Em sex., 26 de nov. de 2021 às 21:51, Jason McKesson via Std-Proposals <std-proposals@lists.isocpp.org> escreveu:
If you're going to propose something, there should probably be a
reason for it. You haven't explained what problems you're trying to
solve here.

Sorry, the motivation is the same as any "named tuples" proposal discussion or this discussion and some of "named arguments" or "designated arguments", like the last example from named-parameters-in-c20, or 1:04s in D2288.

Mostly it is about "more clear" function calls, and a handy shortcut for aggregate local classes.

set_color( [red=200, green=10, blue=100] );
vector<int> x ( [capacity=20, fill=15] );
socket.open ( [port=2000, ip="localhost", timeout=1000] );//  <- much better than open( 2000, "localhost", 1000 )

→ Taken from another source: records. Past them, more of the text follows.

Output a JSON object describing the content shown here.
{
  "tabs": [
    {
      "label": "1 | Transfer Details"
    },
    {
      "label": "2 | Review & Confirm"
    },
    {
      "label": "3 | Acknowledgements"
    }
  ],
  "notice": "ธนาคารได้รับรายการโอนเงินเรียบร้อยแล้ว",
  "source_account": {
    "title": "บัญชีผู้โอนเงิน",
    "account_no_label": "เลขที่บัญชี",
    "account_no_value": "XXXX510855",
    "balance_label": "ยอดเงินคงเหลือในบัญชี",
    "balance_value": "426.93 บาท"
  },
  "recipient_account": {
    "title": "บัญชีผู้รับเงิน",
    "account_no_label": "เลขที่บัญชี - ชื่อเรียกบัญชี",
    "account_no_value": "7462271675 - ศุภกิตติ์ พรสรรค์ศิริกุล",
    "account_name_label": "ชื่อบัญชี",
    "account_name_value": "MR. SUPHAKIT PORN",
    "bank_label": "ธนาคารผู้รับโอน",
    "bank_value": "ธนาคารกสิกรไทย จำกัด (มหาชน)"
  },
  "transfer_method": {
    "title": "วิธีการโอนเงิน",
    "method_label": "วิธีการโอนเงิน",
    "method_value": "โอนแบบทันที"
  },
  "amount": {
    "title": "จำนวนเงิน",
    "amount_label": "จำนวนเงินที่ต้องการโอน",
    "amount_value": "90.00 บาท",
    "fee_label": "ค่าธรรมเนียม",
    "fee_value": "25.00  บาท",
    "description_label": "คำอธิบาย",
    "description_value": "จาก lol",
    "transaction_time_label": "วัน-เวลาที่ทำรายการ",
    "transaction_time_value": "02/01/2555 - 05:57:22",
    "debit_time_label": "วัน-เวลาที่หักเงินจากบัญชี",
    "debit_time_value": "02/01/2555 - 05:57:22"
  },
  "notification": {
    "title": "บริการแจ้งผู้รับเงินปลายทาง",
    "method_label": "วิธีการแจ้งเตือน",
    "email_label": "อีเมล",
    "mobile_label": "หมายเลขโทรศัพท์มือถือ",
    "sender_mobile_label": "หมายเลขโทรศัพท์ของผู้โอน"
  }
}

auto calculate(const vector<float>& v ) {
   ...
   return [count, sum, mean=sum/count];
}
auto x = calculate(data);   
cout << x.sum;       // x has count, sum and mean members without the need to define the class.

It uses square brackets, but the main C++ syntax that represents a sequence of
values is curly braces. Indeed, when it comes to multiple values,
square brackets are used to decompose sequences of values, not to
create them.

Well, [] are used for other things, like indexing and attributes besides binding. I don´t think there is such "concept" of decompose with [] and compose with {}
 
Using a lambda makes absolutely no sense here. Lambdas are callable
function objects; capturing values is simply a means to the end of
making that function useful.

Kinda does, because this is the way c++ expands a lambda into a local class today, however the members are private, ( I don't think that is even mandated by the standard to be like that ) and making them public will probably be easy...


The biggest difference between this and designated initializers in function calls, is that you don't need to pre-define the class that you will use as a parameter.